The transition from school to the labor market is a crucial step in the life of young people. Yet youth unemployment is much higher than that of adults in many countries around the world, including Rwanda. Challenges include a mismatch in skills paired with difficulties for young job seekers to signal their motivation and productivity to potential employers. This project evaluates whether soft-skills training provided after graduation from university can improve youth labor market outcomes in Rwanda. Researchers also examine whether reinforcing soft skills may benefit women more than men in the context of social norms detrimental to women’s success in the labor market.
Firms around the world struggle to find workers with appropriate levels of soft skills such as teamwork, leadership, and relationship management. Unemployment rates for youth are higher than those for adults in many countries. One contributing factor is that the skills taught at school to recent graduates may not match those demanded by employers, and youth without work experience often struggle to indicate their abilities and potential to employers. Furthermore, while young women tend to have better educational outcomes than young men in many countries, this advantage does not carry over to the labor market. This indicates that their job prospects may be hindered by prevalent social norms or that their skills are less rewarded in the labor market.

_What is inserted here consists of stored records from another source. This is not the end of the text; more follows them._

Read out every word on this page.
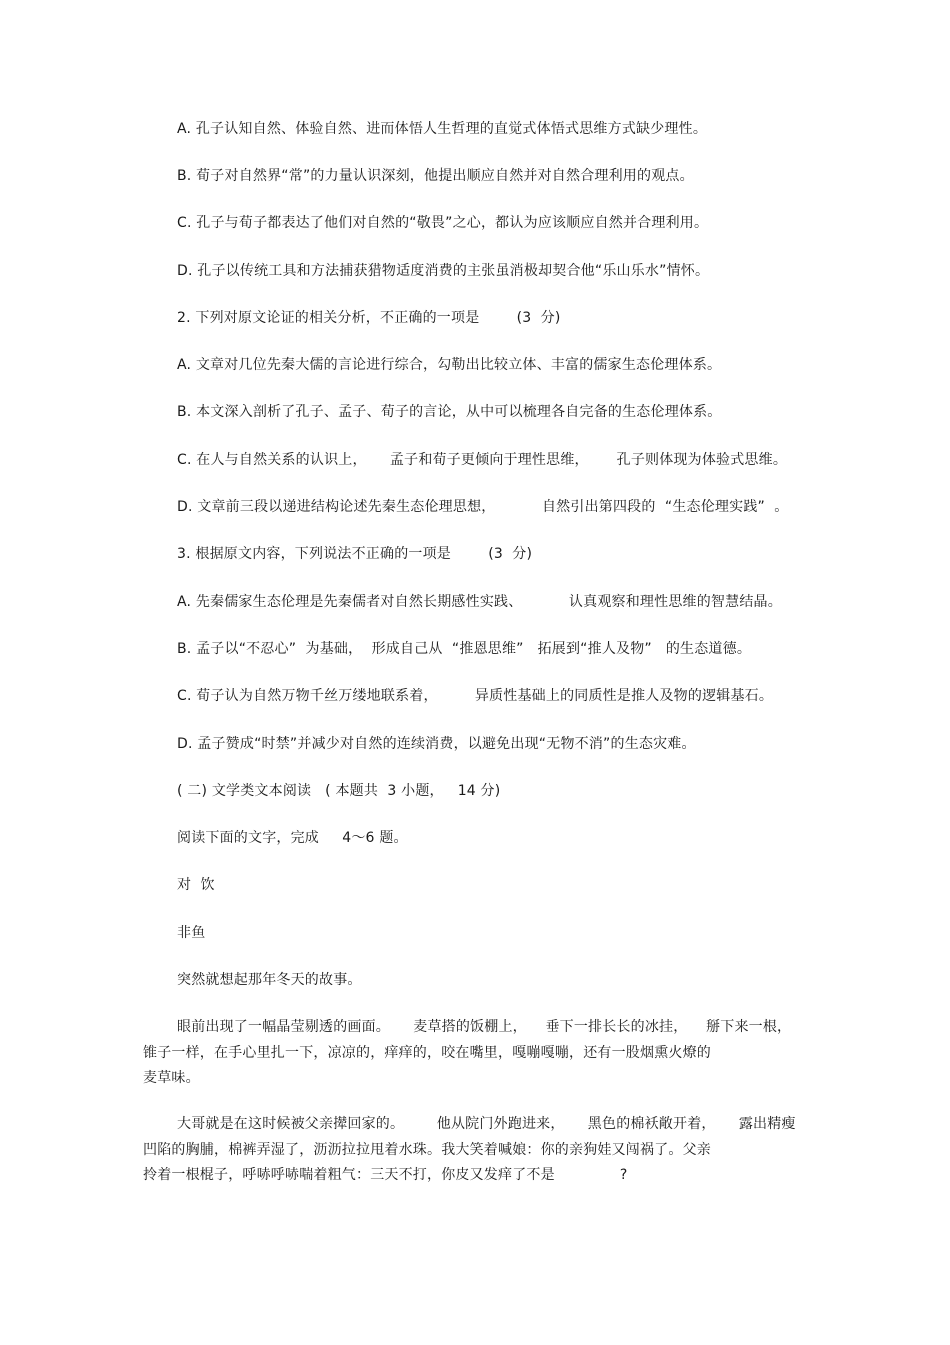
A. 孔子认知自然、体验自然、进而体悟人生哲理的直觉式体悟式思维方式缺少理性。
B. 荀子对自然界“常”的力量认识深刻，他提出顺应自然并对自然合理利用的观点。
C. 孔子与荀子都表达了他们对自然的“敬畏”之心，都认为应该顺应自然并合理利用。
D. 孔子以传统工具和方法捕获猎物适度消费的主张虽消极却契合他“乐山乐水”情怀。
2. 下列对原文论证的相关分析，不正确的一项是        (3  分)
A. 文章对几位先秦大儒的言论进行综合，勾勒出比较立体、丰富的儒家生态伦理体系。
B. 本文深入剖析了孔子、孟子、荀子的言论，从中可以梳理各自完备的生态伦理体系。
C. 在人与自然关系的认识上，     孟子和荀子更倾向于理性思维，      孔子则体现为体验式思维。
D. 文章前三段以递进结构论述先秦生态伦理思想，          自然引出第四段的  “生态伦理实践”  。
3. 根据原文内容，下列说法不正确的一项是        (3  分)
A. 先秦儒家生态伦理是先秦儒者对自然长期感性实践、          认真观察和理性思维的智慧结晶。
B. 孟子以“不忍心”  为基础，  形成自己从  “推恩思维”   拓展到“推人及物”   的生态道德。
C. 荀子认为自然万物千丝万缕地联系着，        异质性基础上的同质性是推人及物的逻辑基石。
D. 孟子赞成“时禁”并减少对自然的连续消费，以避免出现“无物不消”的生态灾难。
( 二) 文学类文本阅读   ( 本题共  3 小题，   14 分)
阅读下面的文字，完成     4～6 题。
对  饮
非鱼
突然就想起那年冬天的故事。
眼前出现了一幅晶莹剔透的画面。     麦草搭的饭棚上，    垂下一排长长的冰挂，    掰下来一根，
锥子一样，在手心里扎一下，凉凉的，痒痒的，咬在嘴里，嘎嘣嘎嘣，还有一股烟熏火燎的
麦草味。
大哥就是在这时候被父亲撵回家的。       他从院门外跑进来，     黑色的棉袄敞开着，     露出精瘦
凹陷的胸脯，棉裤弄湿了，沥沥拉拉甩着水珠。我大笑着喊娘：你的亲狗娃又闯祸了。父亲
拎着一根棍子，呼哧呼哧喘着粗气：三天不打，你皮又发痒了不是              ?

Soft skills facilitate success in the labor market and increase productivity. Evidence indicates that it is possible to enhance soft skills in early childhood and that soft skills are also malleable in adulthood. Additionally, information on the soft skills of workers can improve efficiency in job matching. This suggests that complementing skills learned at school with components related to soft skills might be effective. However, the evidence is limited and mixed on the relative returns to soft skills for women versus men, especially with respect to increasing employability.
The Rwanda Development Board (RDB) contributes to Rwanda’s economic development by supporting private sector development, jobs, and export-driven economic growth. The Chief Skills Office of the RDB, established in 2018, provides oversight and coordinates skills development and employment promotion with the aim of skilling Rwanda for economic transformation.
As in many other countries, unemployment rates for youth are higher than those for adults in Rwanda. During a recent survey of large employers conducted by the researchers in the project, firms reported that they had difficulty finding employees with good communication skills. To address this, RDB partnered with the University of Rwanda to offer a free 160-hour training course focused on communication skills, networking, and other inter- and intra-personal soft skills.
The intervention comprised a 15-day intensive soft-skills bootcamp. The training focused on effective communication, networking, and both interpersonal (teamwork, collaboration, trust, empathy, and negotiation) and intrapersonal (self-awareness, personal initiative, and perseverance) skills.
RDB advertised the bootcamp on local online job boards and invited recent graduates from technical and vocational education and training or university to apply. Applicants were required to have graduated within the last two years and needed to complete three online forms including a registration form, a baseline survey, and a soft-skills assessment.
Among eligible applicants, 1,000 were selected--500 men and 500 women-- to attend one of three in-person public lotteries held in different parts of the country. The final sample comprised 900 youth--450 women and 450 men. Researchers randomly assigned these recent graduates into either a group invited to participate in the soft-skills bootcamp or a comparison group that did not attend the training. Bootcamp participants were offered transportation fees to a venue in the south of the country, accommodation, and subsistence fees during the bootcamp. To facilitate attendance of women with young children, they could bring a caretaker, who also received accommodation and transportation fees.
The training was completed in May 2021, with a 74 percent participation rate and an equal proportion of women and men participating. Researchers will conduct one follow-up phone survey after six months, and one in-person survey after 12 months. Researchers may conduct a third in-person survey after 24 months which will focus on labor market outcomes. They will also collect administrative data on formal jobs and business creation from social security and tax records. Longer-term changes in soft skills will be assessed using a module developed by the Africa Gender Innovation Lab of the World Bank to measure intra- and inter-personal skills. Gender-disaggregated analysis will be used to determine whether returns to soft-skills training are higher for young women than men.
Research ongoing; results forthcoming.